‘Not in our name’ – Amnesty members quit over abortion campaign

‘Not in our name’ – Amnesty members quit over abortion campaign

Amnesty Ireland’s push for abortion in Ireland does not reflect the organisation’s historic values and is hurting its traditional role, according to members of the Kells Amnesty International Group.

The group, which was founded in 1986, is to disband today (Thursday) in protest against Amnesty Ireland’s continued campaigning on the abortion issue.

“It seems that the abortion issue has taken over the time and the energy of the Amnesty organisation, to the detriment of the longer established and – as we felt personally – the more highly-motivating issues of anti-death penalty, anti-torture and so on,” group convenor Michael Browne, an Amnesty member since 1983, told The Irish Catholic.

Dr Danny Cusack, who first joined Amnesty in 1977, agreed, telling this newspaper: “There are any number of pro-choice groups out there who can take up the cudgels on the Eighth Amendment campaign – it doesn’t need Amnesty to in a sense be piggybacking on it, let alone leading the charge.”

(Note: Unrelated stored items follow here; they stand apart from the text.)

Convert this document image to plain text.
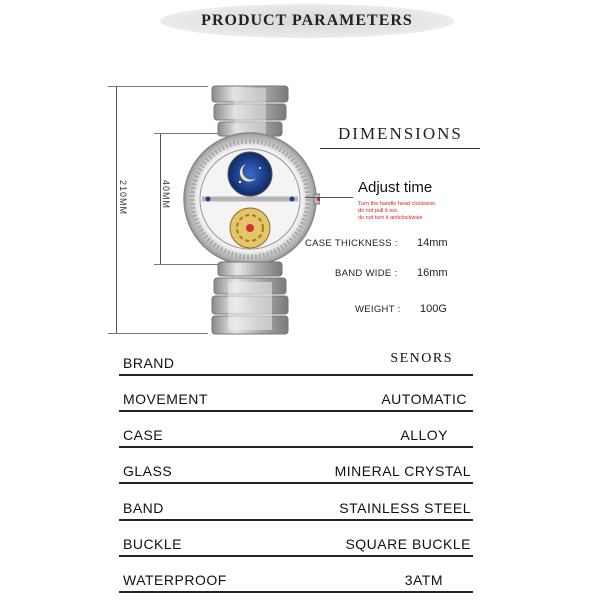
PRODUCT PARAMETERS
210MM	40MM
DIMENSIONS
Adjust time
Turn the handle head clockwise,
do not pull it out,
do not turn it anticlockwise
CASE THICKNESS : 14mm
BAND WIDE : 16mm
WEIGHT : 100G
BRAND	SENORS
MOVEMENT	AUTOMATIC
CASE	ALLOY
GLASS	MINERAL CRYSTAL
BAND	STAINLESS STEEL
BUCKLE	SQUARE BUCKLE
WATERPROOF	3ATM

Challenging the propriety of taking a partisan stand on such a divisive and sensitive domestic issue, Dr Cusack said there was a “basic contradiction” between Amnesty Ireland’s “mission creep” and its limited funds. 

“When you read in the paper of Colm O’Gorman or Amnesty Ireland taking a particular stand, the phrase that immediately comes to mind is ‘not in my name’,” he said, “and the group is saying ‘not in our name’.”